Tuesday, November 1, 2011

Lights Out Tenterden

A few months ago in our second meeting Emma Isworth brought to our attention the fact that many of the businesses in the High Street leave a lot, in some cases all, of their lights on after closing time and late into the night, which is not only a tremendous waste of energy (in the form of light and heat and electricity) but also quite likely to be expensive for the companies involved, especially if they are using traditional bulbs instead of low-energy fluorescents, halogen bulbs or LEDs. Not forgetting the fact that most of that electricity is not going to be from renewable or sustainable sources. And once you start getting into things like light pollution (Google it), we could go on for hours. Well, after all our other projects have either started or come and gone we finally got around to addressing this problem and so one evening Carolyn went up and down the High Street and made a list of those businesses whose lights were blazing. 

Once the list was compiled, we wrote a letter with an accompanying questionnaire, like so:

Dear Manager,

We at Transition Town Tenterden (T3) are a group of local residents and businesses aiming to reduce the town's carbon footprint and improve its resilience in the light of 'Peak Oil'. To that end we want to encourage energy saving and so we are writing to ask you for help with our new project. As we move through Autumn and the nights draw in, our thoughts have turned to the issue of lighting, in particular the number of shops and businesses in the town who have lights on after closing time.
We would like to organise a 'Lights Off Tenterden' night to coincide with the Christmas Lights being on, on Friday 9th December. As you know, the Christmas Lights look fantastic, but imagine how much better they will look without the distraction of shop lights. As you may know, the Christmas lights are low energy bulbs, a change which has seen the energy bill reduce dramatically since they were changed, from £1300 to £83.
To enable us to organise this event, which will be great publicity for Tenterden, particularly for the shops, we would be grateful if you would spare a few minutes to answer a short questionnaire.
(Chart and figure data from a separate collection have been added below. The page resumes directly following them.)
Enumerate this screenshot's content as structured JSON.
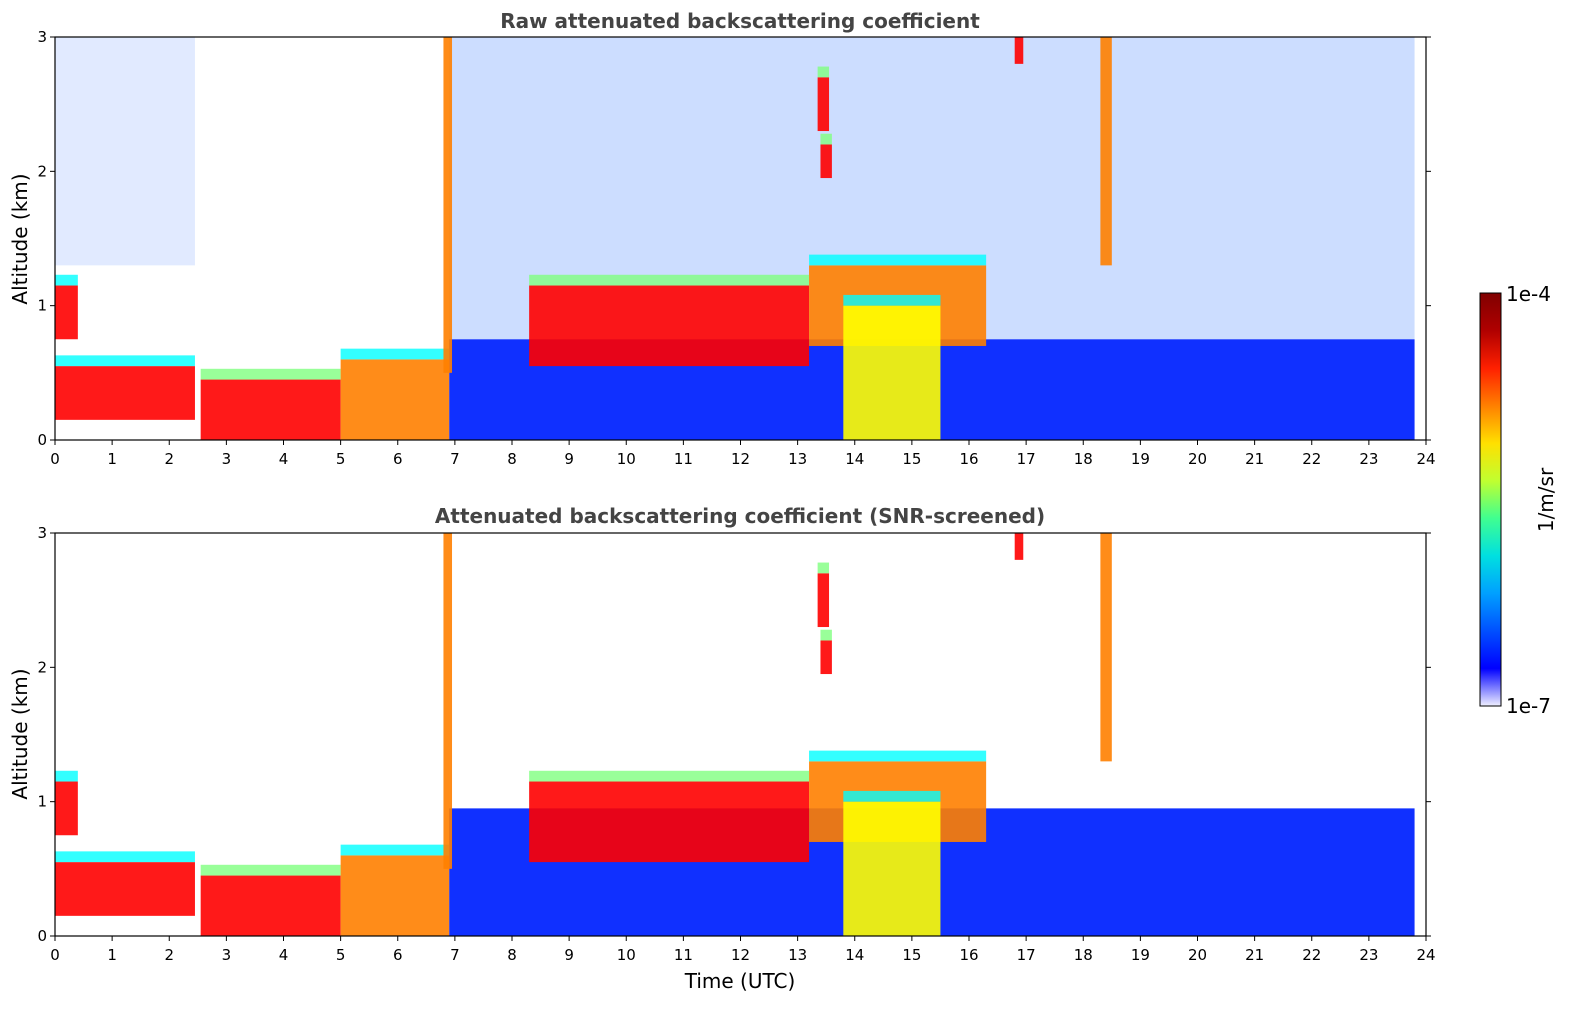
{
  "chart_data": [
    {
      "type": "heatmap",
      "title": "Raw attenuated backscattering coefficient",
      "xlabel": "",
      "ylabel": "Altitude (km)",
      "xlim": [
        0,
        24
      ],
      "ylim": [
        0,
        3
      ],
      "xticks": [
        "0",
        "1",
        "2",
        "3",
        "4",
        "5",
        "6",
        "7",
        "8",
        "9",
        "10",
        "11",
        "12",
        "13",
        "14",
        "15",
        "16",
        "17",
        "18",
        "19",
        "20",
        "21",
        "22",
        "23",
        "24"
      ],
      "yticks": [
        "0",
        "1",
        "2",
        "3"
      ],
      "screened": false,
      "layers": [
        {
          "t0": 0.0,
          "t1": 2.45,
          "h0": 0.15,
          "h1": 0.55,
          "level": 0.9
        },
        {
          "t0": 0.0,
          "t1": 0.4,
          "h0": 0.75,
          "h1": 1.15,
          "level": 0.9
        },
        {
          "t0": 2.55,
          "t1": 5.0,
          "h0": 0.0,
          "h1": 0.45,
          "level": 0.95
        },
        {
          "t0": 5.0,
          "t1": 6.9,
          "h0": 0.0,
          "h1": 0.6,
          "level": 0.85
        },
        {
          "t0": 6.8,
          "t1": 6.95,
          "h0": 0.5,
          "h1": 3.0,
          "level": 0.8
        },
        {
          "t0": 8.3,
          "t1": 13.2,
          "h0": 0.55,
          "h1": 1.15,
          "level": 0.95
        },
        {
          "t0": 13.2,
          "t1": 16.3,
          "h0": 0.7,
          "h1": 1.3,
          "level": 0.85
        },
        {
          "t0": 13.8,
          "t1": 15.5,
          "h0": 0.0,
          "h1": 1.0,
          "level": 0.7
        },
        {
          "t0": 13.35,
          "t1": 13.55,
          "h0": 2.3,
          "h1": 2.7,
          "level": 0.95
        },
        {
          "t0": 13.4,
          "t1": 13.6,
          "h0": 1.95,
          "h1": 2.2,
          "level": 0.95
        },
        {
          "t0": 16.8,
          "t1": 16.95,
          "h0": 2.8,
          "h1": 3.0,
          "level": 0.95
        },
        {
          "t0": 18.3,
          "t1": 18.5,
          "h0": 1.3,
          "h1": 3.0,
          "level": 0.75
        }
      ]
    },
    {
      "type": "heatmap",
      "title": "Attenuated backscattering coefficient (SNR-screened)",
      "xlabel": "Time (UTC)",
      "ylabel": "Altitude (km)",
      "xlim": [
        0,
        24
      ],
      "ylim": [
        0,
        3
      ],
      "xticks": [
        "0",
        "1",
        "2",
        "3",
        "4",
        "5",
        "6",
        "7",
        "8",
        "9",
        "10",
        "11",
        "12",
        "13",
        "14",
        "15",
        "16",
        "17",
        "18",
        "19",
        "20",
        "21",
        "22",
        "23",
        "24"
      ],
      "yticks": [
        "0",
        "1",
        "2",
        "3"
      ],
      "screened": true,
      "layers": [
        {
          "t0": 0.0,
          "t1": 2.45,
          "h0": 0.15,
          "h1": 0.55,
          "level": 0.9
        },
        {
          "t0": 0.0,
          "t1": 0.4,
          "h0": 0.75,
          "h1": 1.15,
          "level": 0.9
        },
        {
          "t0": 2.55,
          "t1": 5.0,
          "h0": 0.0,
          "h1": 0.45,
          "level": 0.95
        },
        {
          "t0": 5.0,
          "t1": 6.9,
          "h0": 0.0,
          "h1": 0.6,
          "level": 0.85
        },
        {
          "t0": 6.8,
          "t1": 6.95,
          "h0": 0.5,
          "h1": 3.0,
          "level": 0.8
        },
        {
          "t0": 8.3,
          "t1": 13.2,
          "h0": 0.55,
          "h1": 1.15,
          "level": 0.95
        },
        {
          "t0": 13.2,
          "t1": 16.3,
          "h0": 0.7,
          "h1": 1.3,
          "level": 0.85
        },
        {
          "t0": 13.8,
          "t1": 15.5,
          "h0": 0.0,
          "h1": 1.0,
          "level": 0.7
        },
        {
          "t0": 13.35,
          "t1": 13.55,
          "h0": 2.3,
          "h1": 2.7,
          "level": 0.95
        },
        {
          "t0": 13.4,
          "t1": 13.6,
          "h0": 1.95,
          "h1": 2.2,
          "level": 0.95
        },
        {
          "t0": 16.8,
          "t1": 16.95,
          "h0": 2.8,
          "h1": 3.0,
          "level": 0.95
        },
        {
          "t0": 18.3,
          "t1": 18.5,
          "h0": 1.3,
          "h1": 3.0,
          "level": 0.75
        }
      ]
    }
  ],
  "colorbar": {
    "label": "1/m/sr",
    "max_label": "1e-4",
    "min_label": "1e-7",
    "colormap": [
      "#00007f",
      "#0000ff",
      "#007fff",
      "#00ffff",
      "#7fff7f",
      "#ffff00",
      "#ff7f00",
      "#ff0000",
      "#7f0000"
    ]
  }
}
The replies can be either posted back to the above address, emailed back to, phoned through to the above numbers, or handed in to Nelsons in Bells Lane. We would be grateful if you could reply by 30th November .
Yours Sincerely etc.

The questionnaire looked like this...

1)Do you leave any lights on after closing time?
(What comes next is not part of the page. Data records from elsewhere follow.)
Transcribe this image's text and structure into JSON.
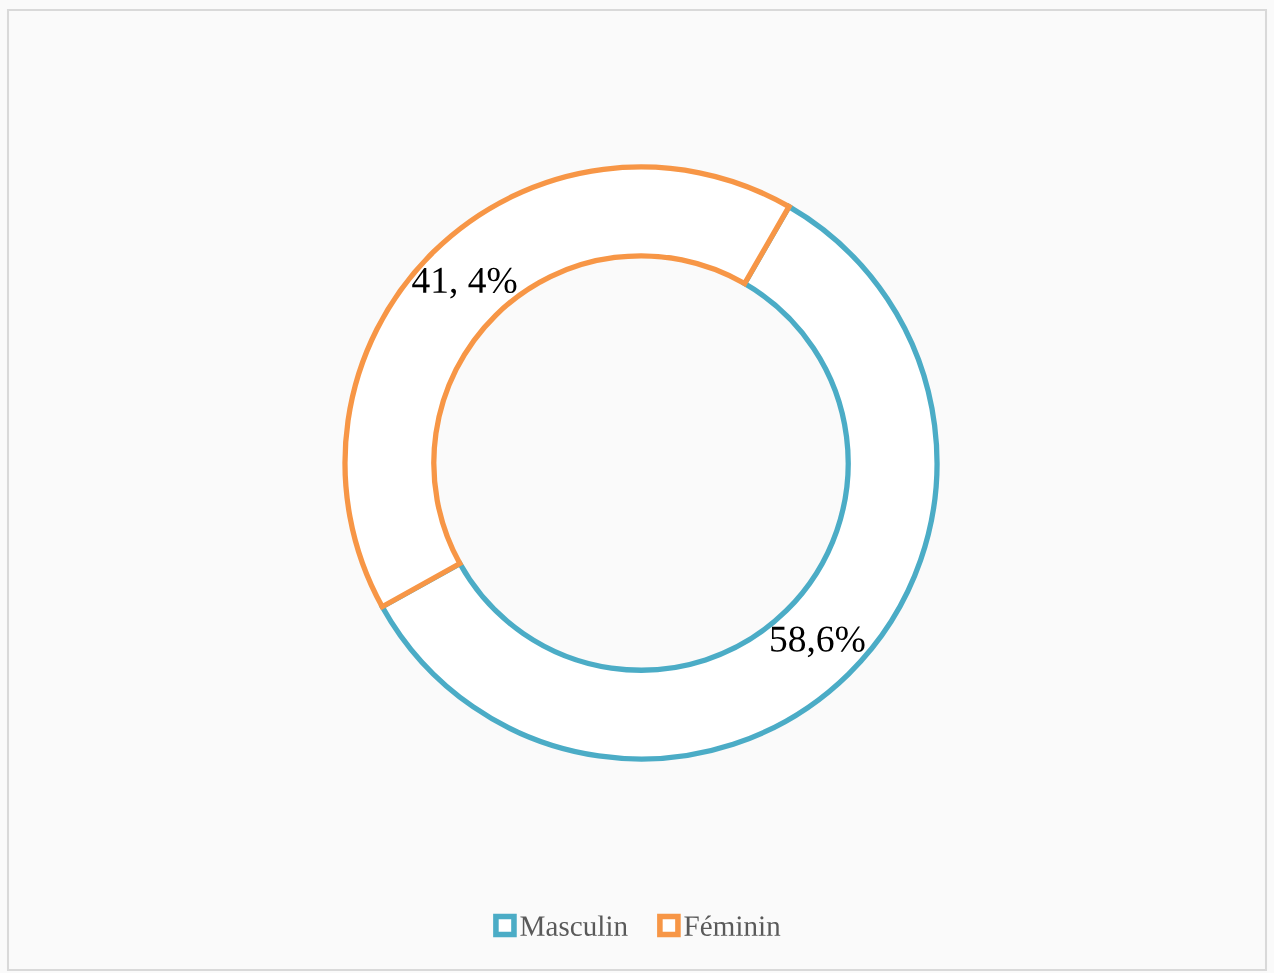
{
  "chart_data": {
    "type": "donut",
    "categories": [
      "Masculin",
      "Féminin"
    ],
    "values": [
      58.6,
      41.4
    ],
    "colors": [
      "#4bacc6",
      "#f79646"
    ],
    "value_labels": [
      "58,6%",
      "41, 4%"
    ],
    "legend": "bottom"
  }
}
[A] Window Display/Signboards  [B] Security light only  [C] All lights 
[D] No lights on.

2)If yes, how long are they on?

[A] All night   [B] until midnight

3)Why is it necessary to do so?  

[A] For Aesthetic purposes only 
[B] Security Requirement (mandated by Insurance company)
[C] Head Office instruction

4)Who pays the energy bills for your business ?

[A] Self  [B] Head Office

5)What type of bulbs do you use ?

[A] Incandescent [B] Halogen [C] LED [D] Don't Know 

6)Would you be prepared to turn all of your lights off ?
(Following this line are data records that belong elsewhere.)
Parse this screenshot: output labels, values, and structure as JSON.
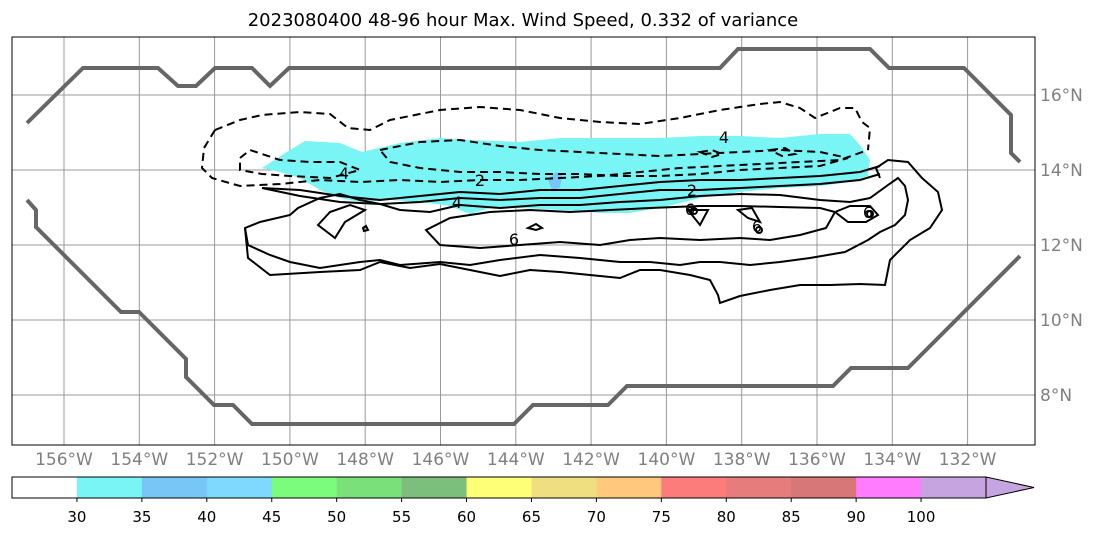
{
  "chart_data": {
    "type": "contour-map",
    "title": "2023080400 48-96 hour Max. Wind Speed, 0.332 of variance",
    "x_ticks": [
      "156°W",
      "154°W",
      "152°W",
      "150°W",
      "148°W",
      "146°W",
      "144°W",
      "142°W",
      "140°W",
      "138°W",
      "136°W",
      "134°W",
      "132°W"
    ],
    "y_ticks": [
      "16°N",
      "14°N",
      "12°N",
      "10°N",
      "8°N"
    ],
    "colorbar": {
      "ticks": [
        "30",
        "35",
        "40",
        "45",
        "50",
        "55",
        "60",
        "65",
        "70",
        "75",
        "80",
        "85",
        "90",
        "100"
      ],
      "colors": [
        "#ffffff",
        "#7af5f5",
        "#77c6f5",
        "#7fd9ff",
        "#7cfc7c",
        "#7ae07a",
        "#7cbf7c",
        "#ffff77",
        "#f0df80",
        "#ffc87c",
        "#fc7c7c",
        "#e67c7c",
        "#d77777",
        "#ff7cff",
        "#c6a4e0"
      ],
      "extend": "max"
    },
    "contour_labels": [
      "4",
      "2",
      "4",
      "2",
      "4",
      "6",
      "6",
      "6",
      "6"
    ],
    "grid": true
  }
}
[A] Yes,One Night only [B] One Week only [C] Permanently [D] No, not at all 

We sent this email to Sue Ferguson at the Chamber of Commerce and she sent it to all the Chamber members and a few others she could think of, about 250 in all. We went up and down the High Street and handed the letter and questionnaire in at all the non-Chamber members. A few responses are starting to drift in; we are hoping that given the deadline of Nov. 30th, we'll get lots more in the coming weeks. So far, there are some who are for it, and some who cannot and will not because they are concerned for security (one shop had been ram-raided in the past and won't participate; they even stated that advertising an event such as this is just asking for thieves to show up en masse and have a crack at Tenterden. However, it is optional!). The ultimate goal is obviously to get everyone to reduce their lighting hours and switch to low-energy bulbs, but if we can get a lot of people to switch off on December 9th (and possibly beyond) then the LED Christmas lights in the town will look that much prettier. We will see!